Soon after our daughter Erin was born in 1998, my wife, Patricia Brennan Zuba, left her media relations position with United Charities and launched Bish Communications, her Oak Park-based public relations firm,. To serve her clients well, Trici inhaled all things Chicago-media. Jeff Zaslow was Chicago media. Together, Trici and I watched Jeff’s creation of his “All That Zazz” advice column. For awhile there, he seemed to be everywhere. Then Trici died in 1999 and I checked out for awhile, as one does when one’s spouse dies suddenly at the age of 43 and your 3-year-old and 7-year-old sons are staring at you with a “What now, Daddy?” look on their face.
My “relationship” with Jeff resurfaced years later, though, when I, and about 10,000,000 other human beings across the planet were swept away by the juggernaut called “The Last Lecture.”
My back-burner plan, which got temporarily kinda moved to an almost front burner a few times was to contact Jeff with one of my book proposals. I wanted to tell the other side of Randy Pausch’s story. The one about the man whose daughter, and wife, and son die. And he lives. The one about the guy “left behind” by those he loves most.
I actually hate those two words, though. “Left behind.” I’ve come to believe that they are not true. But they are the words of our culture. Many (most?) of us feel left behind by the people we love who die. We believe there is a great divide and if we do indeed exist, in some form after we die, we exist in a far-away place. We believe there is no communication between this world and the next.

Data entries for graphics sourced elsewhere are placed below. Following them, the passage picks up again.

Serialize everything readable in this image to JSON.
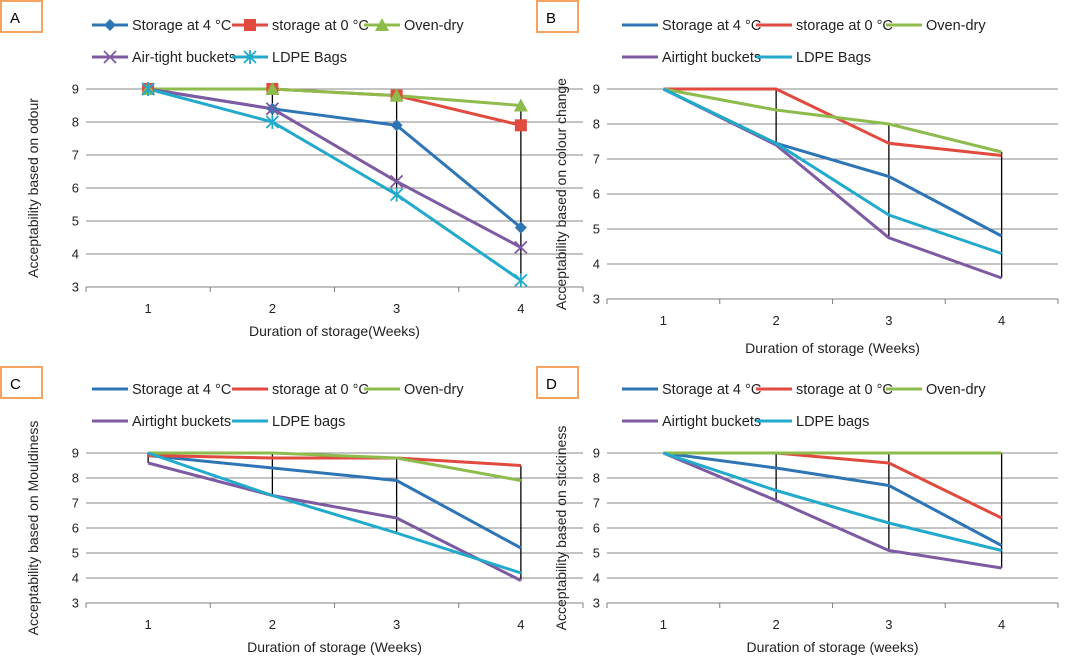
{
  "chart_data": [
    {
      "type": "line",
      "panel": "A",
      "x": [
        1,
        2,
        3,
        4
      ],
      "categories": [
        "1",
        "2",
        "3",
        "4"
      ],
      "ylim": [
        3,
        9
      ],
      "yticks": [
        "3",
        "4",
        "5",
        "6",
        "7",
        "8",
        "9"
      ],
      "xlabel": "Duration of storage(Weeks)",
      "ylabel": "Acceptability based on odour",
      "grid": true,
      "legend_position": "top",
      "drop_lines": true,
      "series": [
        {
          "name": "Storage at 4 °C",
          "color": "#2E75B6",
          "marker": "diamond",
          "values": [
            9,
            8.4,
            7.9,
            4.8
          ]
        },
        {
          "name": "storage at 0 °C",
          "color": "#E04A3F",
          "marker": "square",
          "values": [
            9,
            9,
            8.8,
            7.9
          ]
        },
        {
          "name": "Oven-dry",
          "color": "#8DBB4C",
          "marker": "triangle",
          "values": [
            9,
            9,
            8.8,
            8.5
          ]
        },
        {
          "name": "Air-tight buckets",
          "color": "#7E5AA2",
          "marker": "x",
          "values": [
            9,
            8.4,
            6.2,
            4.2
          ]
        },
        {
          "name": "LDPE Bags",
          "color": "#22AACC",
          "marker": "asterisk",
          "values": [
            9,
            8.0,
            5.8,
            3.2
          ]
        }
      ]
    },
    {
      "type": "line",
      "panel": "B",
      "x": [
        1,
        2,
        3,
        4
      ],
      "categories": [
        "1",
        "2",
        "3",
        "4"
      ],
      "ylim": [
        3,
        9
      ],
      "yticks": [
        "3",
        "4",
        "5",
        "6",
        "7",
        "8",
        "9"
      ],
      "xlabel": "Duration of storage (Weeks)",
      "ylabel": "Acceptability based on colour change",
      "grid": true,
      "legend_position": "top",
      "drop_lines": true,
      "series": [
        {
          "name": "Storage at 4 °C",
          "color": "#2E75B6",
          "marker": "none",
          "values": [
            9,
            7.45,
            6.5,
            4.8
          ]
        },
        {
          "name": "storage at 0 °C",
          "color": "#E04A3F",
          "marker": "none",
          "values": [
            9,
            9,
            7.45,
            7.1
          ]
        },
        {
          "name": "Oven-dry",
          "color": "#8DBB4C",
          "marker": "none",
          "values": [
            9,
            8.4,
            8.0,
            7.2
          ]
        },
        {
          "name": "Airtight buckets",
          "color": "#7E5AA2",
          "marker": "none",
          "values": [
            9,
            7.4,
            4.75,
            3.6
          ]
        },
        {
          "name": "LDPE Bags",
          "color": "#22AACC",
          "marker": "none",
          "values": [
            9,
            7.45,
            5.4,
            4.3
          ]
        }
      ]
    },
    {
      "type": "line",
      "panel": "C",
      "x": [
        1,
        2,
        3,
        4
      ],
      "categories": [
        "1",
        "2",
        "3",
        "4"
      ],
      "ylim": [
        3,
        9
      ],
      "yticks": [
        "3",
        "4",
        "5",
        "6",
        "7",
        "8",
        "9"
      ],
      "xlabel": "Duration of storage (Weeks)",
      "ylabel": "Acceptability based on Mouldiness",
      "grid": true,
      "legend_position": "top",
      "drop_lines": true,
      "series": [
        {
          "name": "Storage at 4 °C",
          "color": "#2E75B6",
          "marker": "none",
          "values": [
            8.9,
            8.4,
            7.9,
            5.2
          ]
        },
        {
          "name": "storage at 0 °C",
          "color": "#E04A3F",
          "marker": "none",
          "values": [
            8.9,
            8.8,
            8.8,
            8.5
          ]
        },
        {
          "name": "Oven-dry",
          "color": "#8DBB4C",
          "marker": "none",
          "values": [
            9,
            9,
            8.8,
            7.9
          ]
        },
        {
          "name": "Airtight buckets",
          "color": "#7E5AA2",
          "marker": "none",
          "values": [
            8.6,
            7.3,
            6.4,
            3.9
          ]
        },
        {
          "name": "LDPE bags",
          "color": "#22AACC",
          "marker": "none",
          "values": [
            9,
            7.3,
            5.8,
            4.2
          ]
        }
      ]
    },
    {
      "type": "line",
      "panel": "D",
      "x": [
        1,
        2,
        3,
        4
      ],
      "categories": [
        "1",
        "2",
        "3",
        "4"
      ],
      "ylim": [
        3,
        9
      ],
      "yticks": [
        "3",
        "4",
        "5",
        "6",
        "7",
        "8",
        "9"
      ],
      "xlabel": "Duration of storage (weeks)",
      "ylabel": "Acceptability based on stickiness",
      "grid": true,
      "legend_position": "top",
      "drop_lines": true,
      "series": [
        {
          "name": "Storage at 4 °C",
          "color": "#2E75B6",
          "marker": "none",
          "values": [
            9,
            8.4,
            7.7,
            5.3
          ]
        },
        {
          "name": "storage at 0 °C",
          "color": "#E04A3F",
          "marker": "none",
          "values": [
            9,
            9,
            8.6,
            6.4
          ]
        },
        {
          "name": "Oven-dry",
          "color": "#8DBB4C",
          "marker": "none",
          "values": [
            9,
            9,
            9,
            9
          ]
        },
        {
          "name": "Airtight buckets",
          "color": "#7E5AA2",
          "marker": "none",
          "values": [
            9,
            7.1,
            5.1,
            4.4
          ]
        },
        {
          "name": "LDPE bags",
          "color": "#22AACC",
          "marker": "none",
          "values": [
            9,
            7.5,
            6.2,
            5.1
          ]
        }
      ]
    }
  ]
}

On page 13 of The Last Lecture, Randy says (with Jeff’s help), “As for me, through the accident of cancer I’d be leaving three children to grow up without my love.” He goes on to say on page 25, “Although my children will have a loving mother who I know will guide them through life brilliantly, they will not have their father. I’ve accepted that, but it does hurt.”
How could those beliefs not hurt?
I wish I could have talked to Randy while he was alive. I wanted to talk to Jeff. To ask him to question and examine some of the beliefs we unconsciously inhale about life, and death, and what happens to us after we die. Beliefs like “through the accident of cancer,” and “I’d be leaving three children to grow up without my love,” and “they will not have their father.”

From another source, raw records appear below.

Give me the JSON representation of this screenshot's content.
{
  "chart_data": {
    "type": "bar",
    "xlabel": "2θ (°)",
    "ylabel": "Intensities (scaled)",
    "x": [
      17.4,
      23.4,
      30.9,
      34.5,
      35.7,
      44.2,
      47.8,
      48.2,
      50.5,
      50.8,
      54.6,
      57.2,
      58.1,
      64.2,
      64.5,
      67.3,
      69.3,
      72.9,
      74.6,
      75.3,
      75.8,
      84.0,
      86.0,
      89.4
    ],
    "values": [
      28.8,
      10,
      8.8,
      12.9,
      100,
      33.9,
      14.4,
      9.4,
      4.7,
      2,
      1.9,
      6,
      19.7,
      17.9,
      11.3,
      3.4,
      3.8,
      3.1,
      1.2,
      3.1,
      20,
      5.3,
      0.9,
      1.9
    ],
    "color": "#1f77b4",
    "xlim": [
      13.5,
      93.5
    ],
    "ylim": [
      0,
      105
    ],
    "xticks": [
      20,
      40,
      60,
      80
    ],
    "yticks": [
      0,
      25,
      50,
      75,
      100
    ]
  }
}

The death of someone we love gives us the opportunity to ask and answer what I consider to be life’s fundamental questions. Questions like ~ Is there a God? If so, what is he/she/they/it? What role did that God play in my loved one’s death? In Randy’s death? In Jeff’s death? Does the person I love, who has died, still exist? If so, where are they? Is there a heaven? Where is it? Are the people I love that have died still aware of me? Can they communicate with me? Can I communicate with them? And what about prayer? We prayed for a miracle.
So for today…
Do Randy Pausch, and now Jeffrey Zaslow still exist? If so, where are they? Are they somehow, someway aware of me, of their spouses, of their children, their family and friends? Can they communicate with us? Us with them? With Jeff? And even Randy?
And what about God? Where was he/she/it during Randy’s final dies? So many worldwide prayed for a cure. And couldn’t God have reached down and either slowed down Randy’s car a bit, or redirected that semi? A semi? Where’s the justice in that? Jeff, like Randy, was one of the good guys. A wife he loved. Kids he adored.
Where was God in all that?
I wanted to talk to Jeff. I wanted to share what I thought/think “The Next Lecture” might be. From the man who’s still here. Me.